Page:Revue des Deux Mondes - 1876 - tome 18.djvu/320

Le texte de cette page a été corrigé et est conforme au fac-similé.

— C’est que sous vos cotillons, notre Lélette, il y avait un moût joli brin de fille, et ça me faisait venir l’eau à la bouche de penser que vous alliez devenir notre femme.

— Ah ! il y a beau de temps de cela ! dit la bonne femme en croisant ses mains sur son giron, et vous ne seriez une si impatient à cette heure, Baptiste !

— À cette heure comme alors, répliqua-t-il avec un joyeux sourire qui plissa toutes les petites rides de sa figure.

La bonne dame se mit à rire à son tour en fourrageant dans les poches de son devantier (tablier).

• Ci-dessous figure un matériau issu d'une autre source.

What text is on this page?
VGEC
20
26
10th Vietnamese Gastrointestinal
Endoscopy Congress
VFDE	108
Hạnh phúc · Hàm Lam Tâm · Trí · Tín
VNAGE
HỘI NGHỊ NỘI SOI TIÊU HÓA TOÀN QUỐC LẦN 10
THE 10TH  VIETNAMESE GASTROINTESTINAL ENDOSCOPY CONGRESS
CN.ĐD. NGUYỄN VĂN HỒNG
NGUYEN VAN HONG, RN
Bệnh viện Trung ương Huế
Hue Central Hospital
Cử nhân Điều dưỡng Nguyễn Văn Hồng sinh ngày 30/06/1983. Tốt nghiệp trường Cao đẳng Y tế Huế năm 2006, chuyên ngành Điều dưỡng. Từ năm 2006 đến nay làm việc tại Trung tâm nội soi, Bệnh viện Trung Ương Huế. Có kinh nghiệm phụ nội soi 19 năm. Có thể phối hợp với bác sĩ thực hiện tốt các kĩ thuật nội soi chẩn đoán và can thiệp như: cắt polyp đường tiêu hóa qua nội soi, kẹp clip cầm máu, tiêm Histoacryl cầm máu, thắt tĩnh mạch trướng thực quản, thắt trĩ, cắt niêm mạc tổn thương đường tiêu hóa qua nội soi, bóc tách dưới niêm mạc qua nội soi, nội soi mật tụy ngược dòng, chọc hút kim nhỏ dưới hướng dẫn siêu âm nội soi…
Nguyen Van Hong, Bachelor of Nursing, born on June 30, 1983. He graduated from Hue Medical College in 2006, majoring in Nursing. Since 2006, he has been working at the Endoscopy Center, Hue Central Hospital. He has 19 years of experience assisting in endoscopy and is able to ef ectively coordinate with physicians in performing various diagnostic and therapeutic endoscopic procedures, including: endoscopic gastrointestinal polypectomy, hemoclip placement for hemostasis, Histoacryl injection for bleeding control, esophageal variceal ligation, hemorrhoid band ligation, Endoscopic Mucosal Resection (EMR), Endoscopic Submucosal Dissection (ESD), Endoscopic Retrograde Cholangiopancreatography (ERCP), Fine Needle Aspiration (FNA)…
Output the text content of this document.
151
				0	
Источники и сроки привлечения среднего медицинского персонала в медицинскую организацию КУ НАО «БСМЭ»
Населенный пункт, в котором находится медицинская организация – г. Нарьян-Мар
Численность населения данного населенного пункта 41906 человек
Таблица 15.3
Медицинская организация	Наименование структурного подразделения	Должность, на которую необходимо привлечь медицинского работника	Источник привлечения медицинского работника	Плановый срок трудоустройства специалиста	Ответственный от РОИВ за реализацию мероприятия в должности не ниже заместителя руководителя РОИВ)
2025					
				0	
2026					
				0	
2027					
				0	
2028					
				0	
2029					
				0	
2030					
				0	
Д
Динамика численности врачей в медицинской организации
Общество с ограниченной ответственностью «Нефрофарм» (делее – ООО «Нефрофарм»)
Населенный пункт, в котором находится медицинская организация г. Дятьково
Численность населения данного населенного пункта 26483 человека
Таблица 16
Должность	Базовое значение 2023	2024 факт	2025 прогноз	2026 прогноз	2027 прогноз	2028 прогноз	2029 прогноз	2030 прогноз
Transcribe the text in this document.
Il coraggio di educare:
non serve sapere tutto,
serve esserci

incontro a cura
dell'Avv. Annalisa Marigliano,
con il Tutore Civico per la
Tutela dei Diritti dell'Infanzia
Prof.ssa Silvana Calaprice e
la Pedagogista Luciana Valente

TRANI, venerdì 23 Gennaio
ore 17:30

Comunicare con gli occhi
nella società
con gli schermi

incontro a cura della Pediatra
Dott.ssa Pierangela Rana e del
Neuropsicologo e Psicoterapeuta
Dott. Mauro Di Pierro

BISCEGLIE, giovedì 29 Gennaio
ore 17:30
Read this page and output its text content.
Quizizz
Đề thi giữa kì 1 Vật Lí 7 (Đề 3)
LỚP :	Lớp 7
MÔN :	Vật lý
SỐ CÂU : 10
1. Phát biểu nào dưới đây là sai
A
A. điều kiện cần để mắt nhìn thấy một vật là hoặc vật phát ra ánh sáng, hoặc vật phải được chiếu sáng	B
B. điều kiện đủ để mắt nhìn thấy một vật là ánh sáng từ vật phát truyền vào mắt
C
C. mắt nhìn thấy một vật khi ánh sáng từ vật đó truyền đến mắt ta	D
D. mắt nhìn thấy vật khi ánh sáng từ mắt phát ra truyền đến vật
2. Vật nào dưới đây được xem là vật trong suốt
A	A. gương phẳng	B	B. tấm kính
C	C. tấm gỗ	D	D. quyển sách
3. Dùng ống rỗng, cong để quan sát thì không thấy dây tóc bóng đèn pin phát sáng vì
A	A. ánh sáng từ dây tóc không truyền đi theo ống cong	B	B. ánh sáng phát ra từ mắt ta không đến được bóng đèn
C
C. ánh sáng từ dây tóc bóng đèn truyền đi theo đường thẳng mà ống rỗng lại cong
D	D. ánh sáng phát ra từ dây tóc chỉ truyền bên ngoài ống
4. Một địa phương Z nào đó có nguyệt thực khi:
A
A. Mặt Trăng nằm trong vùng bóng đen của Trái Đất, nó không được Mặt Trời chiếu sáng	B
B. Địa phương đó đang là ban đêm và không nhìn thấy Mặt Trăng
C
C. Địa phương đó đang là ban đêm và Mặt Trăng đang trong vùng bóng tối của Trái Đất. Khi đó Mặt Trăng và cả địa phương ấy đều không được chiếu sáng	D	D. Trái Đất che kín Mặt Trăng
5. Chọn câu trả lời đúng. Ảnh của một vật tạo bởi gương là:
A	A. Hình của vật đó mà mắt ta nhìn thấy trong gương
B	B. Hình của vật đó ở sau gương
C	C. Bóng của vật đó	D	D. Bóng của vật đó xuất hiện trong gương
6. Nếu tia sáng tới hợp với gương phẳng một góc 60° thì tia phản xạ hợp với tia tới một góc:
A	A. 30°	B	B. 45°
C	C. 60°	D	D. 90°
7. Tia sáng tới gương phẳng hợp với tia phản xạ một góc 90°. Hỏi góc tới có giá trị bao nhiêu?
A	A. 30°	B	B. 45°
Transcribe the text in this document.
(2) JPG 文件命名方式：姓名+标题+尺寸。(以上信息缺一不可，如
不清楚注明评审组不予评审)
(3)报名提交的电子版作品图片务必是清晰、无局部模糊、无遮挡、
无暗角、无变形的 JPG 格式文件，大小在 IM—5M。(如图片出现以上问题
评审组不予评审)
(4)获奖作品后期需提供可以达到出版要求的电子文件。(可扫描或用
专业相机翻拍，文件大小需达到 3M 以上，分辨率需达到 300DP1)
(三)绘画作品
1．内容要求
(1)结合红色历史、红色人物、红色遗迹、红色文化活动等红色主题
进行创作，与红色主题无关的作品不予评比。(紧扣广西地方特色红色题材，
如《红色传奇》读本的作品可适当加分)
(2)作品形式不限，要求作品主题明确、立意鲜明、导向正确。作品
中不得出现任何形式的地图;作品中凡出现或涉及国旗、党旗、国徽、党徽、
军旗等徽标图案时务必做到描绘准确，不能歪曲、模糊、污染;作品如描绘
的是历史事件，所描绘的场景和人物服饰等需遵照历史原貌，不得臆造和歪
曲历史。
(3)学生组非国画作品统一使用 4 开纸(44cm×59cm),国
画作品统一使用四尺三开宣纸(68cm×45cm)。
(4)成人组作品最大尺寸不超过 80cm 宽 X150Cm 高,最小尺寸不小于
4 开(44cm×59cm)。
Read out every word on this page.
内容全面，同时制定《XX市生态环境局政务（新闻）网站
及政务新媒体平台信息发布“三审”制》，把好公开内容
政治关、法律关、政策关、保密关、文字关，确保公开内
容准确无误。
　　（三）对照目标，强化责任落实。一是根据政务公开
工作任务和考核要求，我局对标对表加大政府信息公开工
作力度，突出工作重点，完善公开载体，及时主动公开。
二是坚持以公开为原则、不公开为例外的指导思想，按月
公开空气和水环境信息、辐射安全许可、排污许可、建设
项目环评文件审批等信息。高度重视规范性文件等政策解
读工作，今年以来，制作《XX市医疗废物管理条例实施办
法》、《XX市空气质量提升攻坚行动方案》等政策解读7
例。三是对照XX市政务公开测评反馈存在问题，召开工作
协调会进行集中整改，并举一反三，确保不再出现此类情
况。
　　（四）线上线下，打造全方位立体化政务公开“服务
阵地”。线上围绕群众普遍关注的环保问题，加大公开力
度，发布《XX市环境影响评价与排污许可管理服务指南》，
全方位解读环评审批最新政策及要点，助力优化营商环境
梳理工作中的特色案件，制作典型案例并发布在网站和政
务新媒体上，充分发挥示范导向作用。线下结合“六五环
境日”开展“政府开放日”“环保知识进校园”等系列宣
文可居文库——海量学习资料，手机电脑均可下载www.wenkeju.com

Et j’admirais cette brave femme qui aidait cet homme à vieillir gaîment, et ce brave homme qui, en échange, allongeait doucement la vie de sa femme. Je savais gré à toutes les jolies faïences du dressoir de leur rappeler les événemens de leur jeunesse passée. Je comprenais maintenant que le vieux couple refusât de les vendre. Chacune de ces assiettes avait vu le jeune charron, pimpant et amoureux, faire la cour à sa ménagère, alors dans toute la fraîche beauté de ses vingt ans. Leurs images naïves avaient réjoui les deux époux pendant le long chemin qu’ils avaient fait côte à côte à travers la vie. Je formais tout bas le vœu qu’ils s’en allassent le même jour, comme Philémon et Baucis, unis dans la tombe comme ils l’avaient été sur la terre, et je me disais : c’est pourtant une bonne chose qu’une bonne femme !

Je fus tiré de mes réflexions par une exclamation de Tristan, qui tenait dans ses mains un grand plat ovale. Sur ce plat était peint un jardinier en galant déshabillé rose, occupé à bêcher un vert jardinet, tandis qu’un petit amour nu lui décochait une flèche ; au bas, y avait deux portées de musique avec ces vers :

Ah! si l’amour prenait racine,
J’en planterais dans mon jardins.
J’en planterais si long, si large
Aux quatre coins,
Que j’en donnerais à toutes les filles
Qui n’en ont point.

— Mais c’est un des couplets de ma chanson ! s’écriait Tristan en dévorant des yeux la faïence.

— La chanson du Jardinier, a repris le bonhomme, je la connais, on la chantait dans mon jeune temps.

— Vous la savez encore?

— Oh! nenni, il y a trop longtemps de ça, et je l’ai oubliée; mais il y a une petite nièce de ma femme qui la sait tout au long et qui la chante bien gentiment.

— Et votre petite-nièce demeure aux Islettes, n’est-ce pas?